While the House spent hours debating the bill during two days, there was intense behind-the-scenes efforts to round up the necessary votes to pass the bill. Corbett and Lt. Gov. Jim Cawley were personally involved in the effort Tuesday night.

Key bill provisions include:

- A retroactive impact fee for 2011.

- The impact fee is structured on a sliding scale from $40,000 to $60,000 the first year depending on the price of natural gas and inflation with the fee declining over 15 years.

- The Public Utility Commission will collect the impact fee revenue and distribute the money with 60 percent going to local governments covered under an impact fee ordinance and 40 percent for statewide uses, including Growing Greener, acid mine cleanup, affordable housing needs and rail freight assistance.

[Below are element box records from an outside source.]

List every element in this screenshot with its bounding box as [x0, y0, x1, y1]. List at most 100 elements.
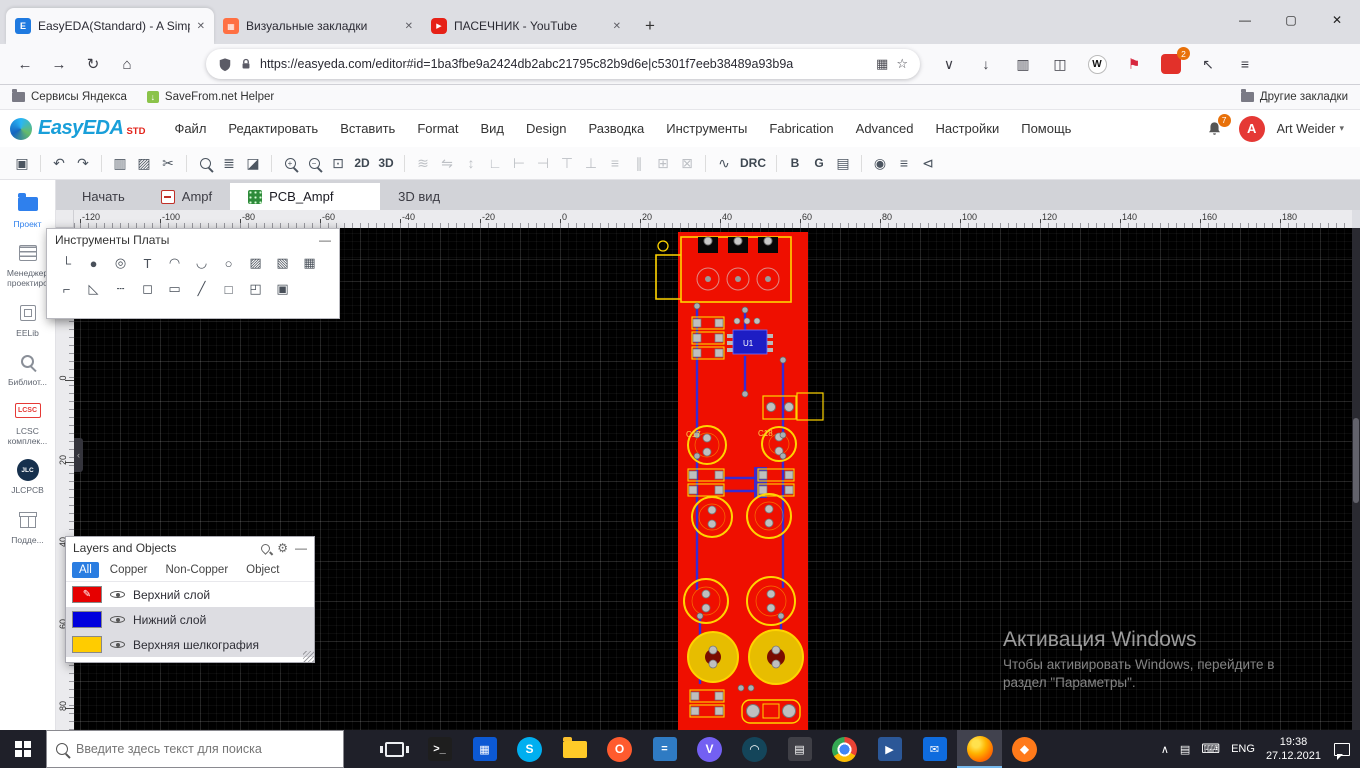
align-center-icon[interactable]: ≡ — [603, 151, 627, 175]
browser-tab[interactable]: E EasyEDA(Standard) - A Simple ✕ — [6, 8, 214, 44]
taskbar-app-file-explorer[interactable] — [552, 730, 597, 768]
menu-item[interactable]: Design — [515, 121, 577, 136]
menu-item[interactable]: Вид — [470, 121, 516, 136]
language-indicator[interactable]: ENG — [1231, 743, 1255, 755]
drc-icon[interactable]: DRC — [736, 151, 770, 175]
gear-icon[interactable]: ⚙ — [277, 541, 288, 555]
doc-tab-start[interactable]: Начать — [64, 183, 143, 210]
bookmark-item[interactable]: SaveFrom.net Helper — [146, 91, 274, 103]
tab-close-icon[interactable]: ✕ — [197, 21, 205, 32]
text-tool-icon[interactable]: T — [134, 251, 161, 275]
grid-icon[interactable]: ⊠ — [675, 151, 699, 175]
pcb-capacitor-filled[interactable] — [687, 631, 739, 683]
dimension-tool-icon[interactable]: ┄ — [107, 277, 134, 301]
align-top-icon[interactable]: ⊤ — [555, 151, 579, 175]
tray-app-icon[interactable]: ▤ — [1180, 743, 1190, 756]
pcb-capacitor-filled[interactable] — [748, 629, 804, 685]
notification-center-icon[interactable] — [1334, 742, 1350, 760]
touch-keyboard-icon[interactable]: ⌨ — [1201, 741, 1220, 757]
minimize-button[interactable]: — — [1222, 0, 1268, 40]
autoroute-icon[interactable]: ∿ — [712, 151, 736, 175]
bookmark-flag-icon[interactable]: ⚑ — [1119, 50, 1149, 78]
sidebars-icon[interactable]: ◫ — [1045, 50, 1075, 78]
menu-icon[interactable]: ≡ — [1230, 50, 1260, 78]
footprint-tool-icon[interactable]: ▣ — [269, 277, 296, 301]
save-icon[interactable]: ▣ — [10, 151, 34, 175]
bookmark-star-icon[interactable]: ☆ — [896, 56, 908, 72]
pointer-extension-icon[interactable]: ↖ — [1193, 50, 1223, 78]
taskbar-app-firefox[interactable] — [957, 730, 1002, 768]
arc-3pt-tool-icon[interactable]: ◡ — [188, 251, 215, 275]
user-menu[interactable]: Art Weider ▾ — [1277, 122, 1344, 136]
taskbar-app-skype[interactable]: S — [507, 730, 552, 768]
image-tool-icon[interactable]: ▦ — [296, 251, 323, 275]
zoom-in-icon[interactable]: + — [278, 151, 302, 175]
line-tool-icon[interactable]: ╱ — [188, 277, 215, 301]
panel-collapse-handle[interactable]: ‹ — [74, 438, 83, 472]
rotate-icon[interactable]: ∟ — [483, 151, 507, 175]
copper-area-tool-icon[interactable]: ▨ — [242, 251, 269, 275]
circle-tool-icon[interactable]: ○ — [215, 251, 242, 275]
eye-icon[interactable] — [110, 612, 125, 627]
doc-tab-ampf[interactable]: Ampf — [143, 183, 230, 210]
sidebar-item-support[interactable]: Подде... — [0, 508, 55, 545]
rect-tool-icon[interactable]: ▭ — [161, 277, 188, 301]
zoom-fit-icon[interactable]: ⊡ — [326, 151, 350, 175]
wikipedia-icon[interactable]: W — [1082, 50, 1112, 78]
menu-item[interactable]: Format — [406, 121, 469, 136]
other-bookmarks[interactable]: Другие закладки — [1240, 89, 1348, 103]
taskbar-app-browser-orange[interactable]: O — [597, 730, 642, 768]
undo-icon[interactable]: ↶ — [47, 151, 71, 175]
downloads-icon[interactable]: ↓ — [971, 50, 1001, 78]
layers-panel-header[interactable]: Layers and Objects ⚙ — — [66, 537, 314, 559]
layer-color-swatch[interactable] — [72, 636, 102, 653]
menu-item[interactable]: Настройки — [924, 121, 1010, 136]
pocket-icon[interactable]: ∨ — [934, 50, 964, 78]
taskbar-app-mail[interactable]: ✉ — [912, 730, 957, 768]
sidebar-item-jlcpcb[interactable]: JLC JLCPCB — [0, 458, 55, 495]
sidebar-item-project[interactable]: Проект — [0, 192, 55, 229]
via-tool-icon[interactable]: ◎ — [107, 251, 134, 275]
easyeda-logo[interactable]: EasyEDA STD — [10, 117, 145, 140]
align-left-icon[interactable]: ⊢ — [507, 151, 531, 175]
board-outline-tool-icon[interactable]: ⌐ — [53, 277, 80, 301]
taskbar-app-terminal[interactable]: >_ — [417, 730, 462, 768]
menu-item[interactable]: Инструменты — [655, 121, 758, 136]
align-bottom-icon[interactable]: ⊥ — [579, 151, 603, 175]
library-icon[interactable]: ▥ — [1008, 50, 1038, 78]
hole-tool-icon[interactable]: ◻ — [134, 277, 161, 301]
layers-tab-non-copper[interactable]: Non-Copper — [159, 562, 236, 578]
forward-button[interactable]: → — [42, 49, 76, 79]
board-tools-header[interactable]: Инструменты Платы — — [47, 229, 339, 250]
search-icon[interactable] — [193, 151, 217, 175]
browser-tab[interactable]: ▶ ПАСЕЧНИК - YouTube ✕ — [422, 8, 630, 44]
eraser-icon[interactable]: ◪ — [241, 151, 265, 175]
reload-button[interactable]: ↻ — [76, 49, 110, 79]
duplicate-icon[interactable]: ▨ — [132, 151, 156, 175]
menu-item[interactable]: Помощь — [1010, 121, 1082, 136]
cut-icon[interactable]: ✂ — [156, 151, 180, 175]
flip-v-icon[interactable]: ↕ — [459, 151, 483, 175]
sidebar-item-library[interactable]: Библиот... — [0, 350, 55, 387]
start-button[interactable] — [0, 730, 46, 768]
menu-item[interactable]: Advanced — [845, 121, 925, 136]
distribute-h-icon[interactable]: ∥ — [627, 151, 651, 175]
v-scrollbar[interactable] — [1352, 228, 1360, 730]
layer-color-swatch[interactable]: ✎ — [72, 586, 102, 603]
avatar[interactable]: A — [1238, 115, 1265, 142]
extension-icon[interactable]: 2 — [1156, 47, 1190, 78]
panel-minimize-icon[interactable]: — — [295, 541, 307, 555]
layers-tab-object[interactable]: Object — [239, 562, 286, 578]
redo-icon[interactable]: ↷ — [71, 151, 95, 175]
layers-tab-copper[interactable]: Copper — [103, 562, 155, 578]
pin-icon[interactable] — [259, 541, 273, 555]
taskbar-app-meeting-app[interactable]: ◠ — [732, 730, 777, 768]
search-input[interactable] — [76, 742, 334, 756]
new-tab-button[interactable]: + — [636, 12, 664, 40]
align-right-icon[interactable]: ⊣ — [531, 151, 555, 175]
browser-tab[interactable]: ▦ Визуальные закладки ✕ — [214, 8, 422, 44]
measure-tool-icon[interactable]: ◺ — [80, 277, 107, 301]
shield-icon[interactable] — [218, 57, 232, 72]
square-tool-icon[interactable]: □ — [215, 277, 242, 301]
doc-tab-3d-view[interactable]: 3D вид — [380, 183, 458, 210]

- A driller can ask the PUC to determine whether a zoning ordinance is reasonable or not. If the PUC or state courts reject an ordinance, a municipality couldn't collect impact fee revenue unless they changed it.

- Increases notification to nearby property owners of well permit applications from 1,000 feet to 3,000 feet.

- Extends setback distance for wells to 500 feet from existing buildings or water wells.

- Establishes a 1,000-foot setback for a well from a water supply point used by a supplier.

- Extends setback distance for wells to 300 feet from a stream, spring, body of water or wetland greater than one acre.

- Increases the distance and duration of rebuttable presumption for a driller being responsible for pollution of a water supply from 1,000 feet to 2,500 feet and from six months to one year after the completion of a well.

- Increases penalties for criminal violations from up to $300 to up to $1,000.